Nuvo, a maternal-fetal health technology company, has announced a pregnancy data solution built from real-world use of its FDA-cleared INVU wearable monitoring device. The company says the dataset includes more than 350,000 minutes of monitoring across over 25,000 sessions collected from pregnancies in both clinical and home settings.
The dataset combines synchronized maternal and fetal physiological signals including native fetal electrocardiography (fECG), fetal phonocardiography (fPCG), maternal ECG, and maternal phonocardiography, along with motion data and structured pregnancy information. ECG measures the heart’s electrical activity while phonocardiography captures acoustic signals.
“The INVU pregnancy monitoring wearable solution has enabled Nuvo to build a large-scale, multimodal, longitudinal dataset grounded in real-world use, thereby creating a foundation for AI-driven pregnancy insights that simply has not previously existed,” said Laurence Klein, CEO of Nuvo. “This is about redefining how the health of both mother and child during pregnancy can be measured, modeled, and understood over time.”
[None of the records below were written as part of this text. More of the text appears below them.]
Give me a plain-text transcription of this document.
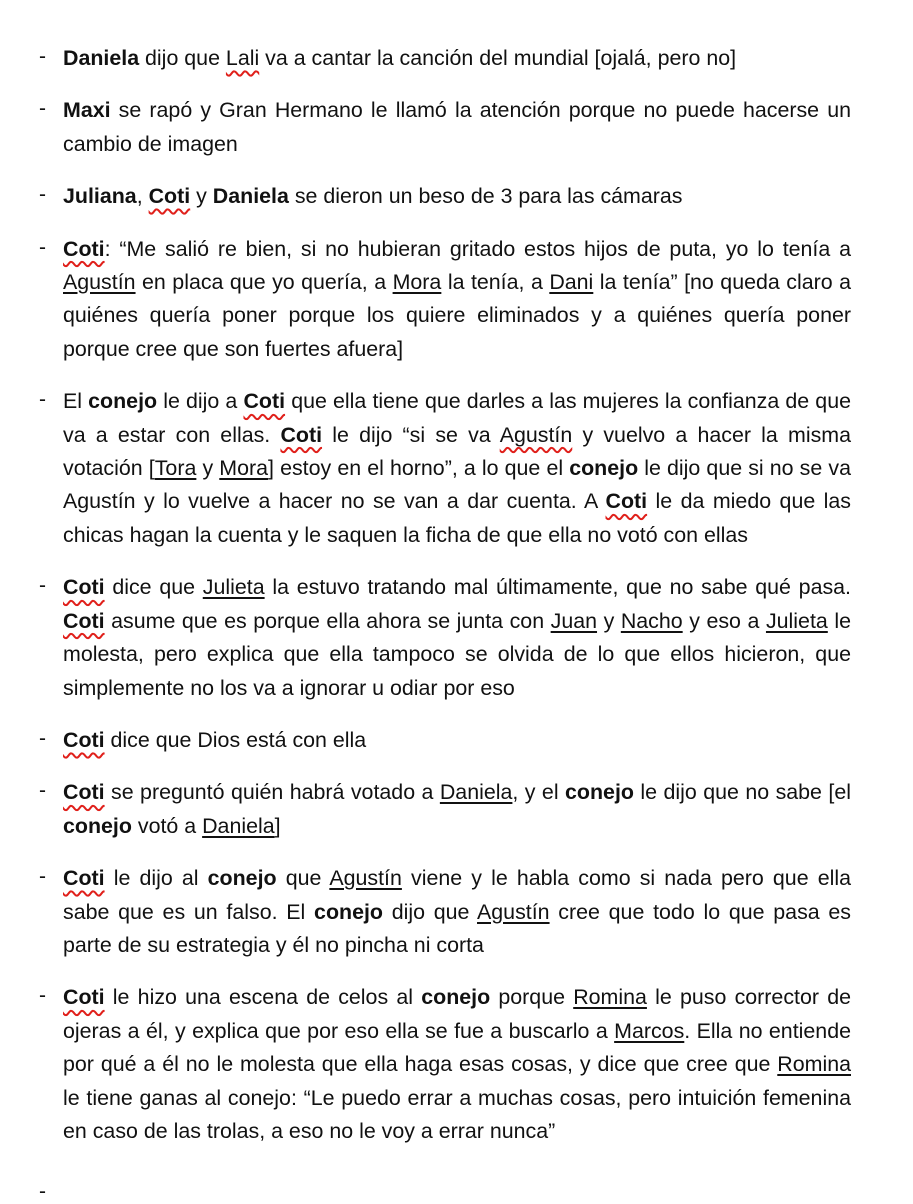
- Daniela dijo que Lali va a cantar la canción del mundial [ojalá, pero no]
- Maxi se rapó y Gran Hermano le llamó la atención porque no puede hacerse un cambio de imagen
- Juliana, Coti y Daniela se dieron un beso de 3 para las cámaras
- Coti: “Me salió re bien, si no hubieran gritado estos hijos de puta, yo lo tenía a Agustín en placa que yo quería, a Mora la tenía, a Dani la tenía” [no queda claro a quiénes quería poner porque los quiere eliminados y a quiénes quería poner porque cree que son fuertes afuera]
- El conejo le dijo a Coti que ella tiene que darles a las mujeres la confianza de que va a estar con ellas. Coti le dijo “si se va Agustín y vuelvo a hacer la misma votación [Tora y Mora] estoy en el horno”, a lo que el conejo le dijo que si no se va Agustín y lo vuelve a hacer no se van a dar cuenta. A Coti le da miedo que las chicas hagan la cuenta y le saquen la ficha de que ella no votó con ellas
- Coti dice que Julieta la estuvo tratando mal últimamente, que no sabe qué pasa. Coti asume que es porque ella ahora se junta con Juan y Nacho y eso a Julieta le molesta, pero explica que ella tampoco se olvida de lo que ellos hicieron, que simplemente no los va a ignorar u odiar por eso
- Coti dice que Dios está con ella
- Coti se preguntó quién habrá votado a Daniela, y el conejo le dijo que no sabe [el conejo votó a Daniela]
- Coti le dijo al conejo que Agustín viene y le habla como si nada pero que ella sabe que es un falso. El conejo dijo que Agustín cree que todo lo que pasa es parte de su estrategia y él no pincha ni corta
- Coti le hizo una escena de celos al conejo porque Romina le puso corrector de ojeras a él, y explica que por eso ella se fue a buscarlo a Marcos. Ella no entiende por qué a él no le molesta que ella haga esas cosas, y dice que cree que Romina le tiene ganas al conejo: “Le puedo errar a muchas cosas, pero intuición femenina en caso de las trolas, a eso no le voy a errar nunca”
-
Unlike traditional pregnancy monitoring, which typically relies on brief clinic visits or single measurements, Nuvo’s approach captures multiple signal types simultaneously over time. The company says combining electrical signals with mechanical heart sounds allows each signal to validate and help interpret the others, improving signal quality and reducing motion artifacts.
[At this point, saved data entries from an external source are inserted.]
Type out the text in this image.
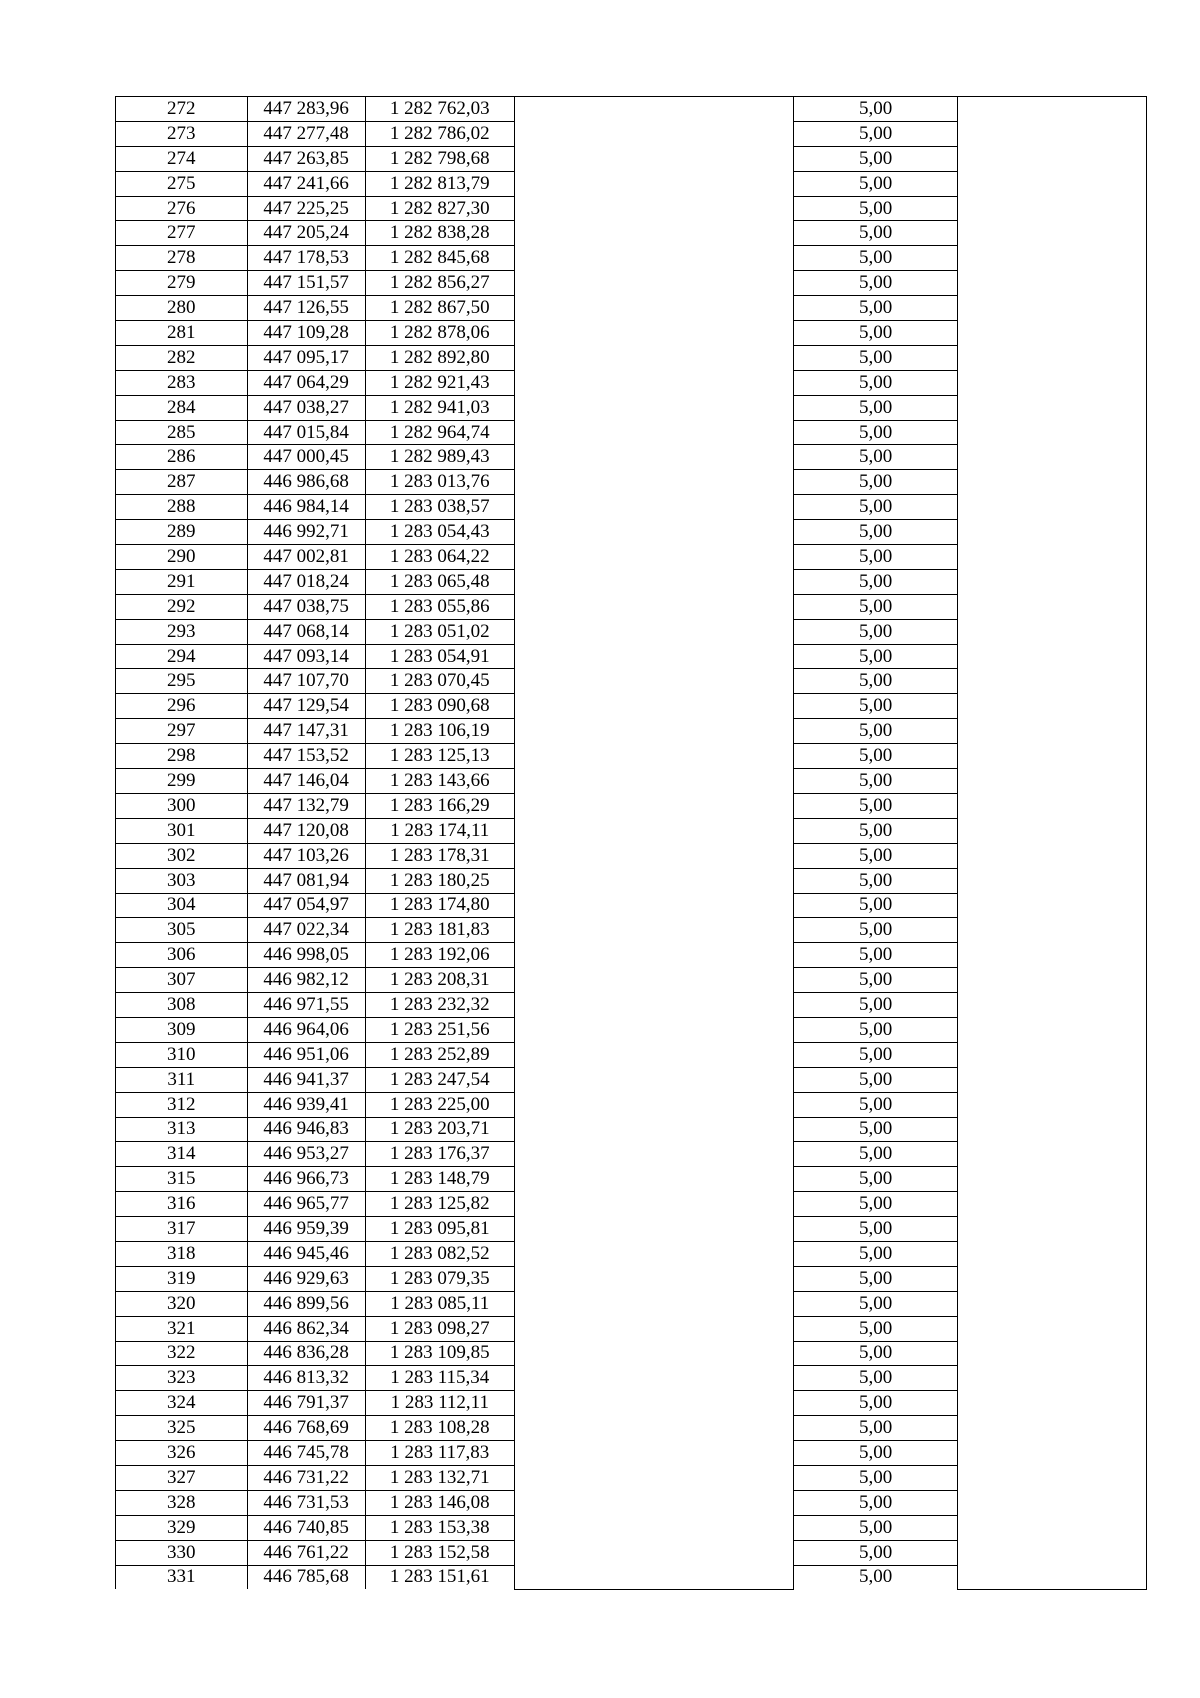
272	447 283,96	1 282 762,03		5,00	
273	447 277,48	1 282 786,02		5,00	
274	447 263,85	1 282 798,68		5,00	
275	447 241,66	1 282 813,79		5,00	
276	447 225,25	1 282 827,30		5,00	
277	447 205,24	1 282 838,28		5,00	
278	447 178,53	1 282 845,68		5,00	
279	447 151,57	1 282 856,27		5,00	
280	447 126,55	1 282 867,50		5,00	
281	447 109,28	1 282 878,06		5,00	
282	447 095,17	1 282 892,80		5,00	
283	447 064,29	1 282 921,43		5,00	
284	447 038,27	1 282 941,03		5,00	
285	447 015,84	1 282 964,74		5,00	
286	447 000,45	1 282 989,43		5,00	
287	446 986,68	1 283 013,76		5,00	
288	446 984,14	1 283 038,57		5,00	
289	446 992,71	1 283 054,43		5,00	
290	447 002,81	1 283 064,22		5,00	
291	447 018,24	1 283 065,48		5,00	
292	447 038,75	1 283 055,86		5,00	
293	447 068,14	1 283 051,02		5,00	
294	447 093,14	1 283 054,91		5,00	
295	447 107,70	1 283 070,45		5,00	
296	447 129,54	1 283 090,68		5,00	
297	447 147,31	1 283 106,19		5,00	
298	447 153,52	1 283 125,13		5,00	
299	447 146,04	1 283 143,66		5,00	
300	447 132,79	1 283 166,29		5,00	
301	447 120,08	1 283 174,11		5,00	
302	447 103,26	1 283 178,31		5,00	
303	447 081,94	1 283 180,25		5,00	
304	447 054,97	1 283 174,80		5,00	
305	447 022,34	1 283 181,83		5,00	
306	446 998,05	1 283 192,06		5,00	
307	446 982,12	1 283 208,31		5,00	
308	446 971,55	1 283 232,32		5,00	
309	446 964,06	1 283 251,56		5,00	
310	446 951,06	1 283 252,89		5,00	
311	446 941,37	1 283 247,54		5,00	
312	446 939,41	1 283 225,00		5,00	
313	446 946,83	1 283 203,71		5,00	
314	446 953,27	1 283 176,37		5,00	
315	446 966,73	1 283 148,79		5,00	
316	446 965,77	1 283 125,82		5,00	
317	446 959,39	1 283 095,81		5,00	
318	446 945,46	1 283 082,52		5,00	
319	446 929,63	1 283 079,35		5,00	
320	446 899,56	1 283 085,11		5,00	
321	446 862,34	1 283 098,27		5,00	
322	446 836,28	1 283 109,85		5,00	
323	446 813,32	1 283 115,34		5,00	
324	446 791,37	1 283 112,11		5,00	
325	446 768,69	1 283 108,28		5,00	
326	446 745,78	1 283 117,83		5,00	
327	446 731,22	1 283 132,71		5,00	
328	446 731,53	1 283 146,08		5,00	
329	446 740,85	1 283 153,38		5,00	
330	446 761,22	1 283 152,58		5,00	
331	446 785,68	1 283 151,61		5,00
Nuvo has received approval from an independent Institutional Review Board (IRB) to conduct retrospective analyses of its pregnancy monitoring data, allowing the company and partners to study de-identified data for patterns in maternal and fetal health.
The INVU platform currently supports FDA-cleared, AI-powered Non-Stress Tests incorporating fetal and maternal heart rate and uterine activity. Nuvo says the data streams could support additional insights including earlier indicators of fetal distress and changes in maternal cardiovascular function.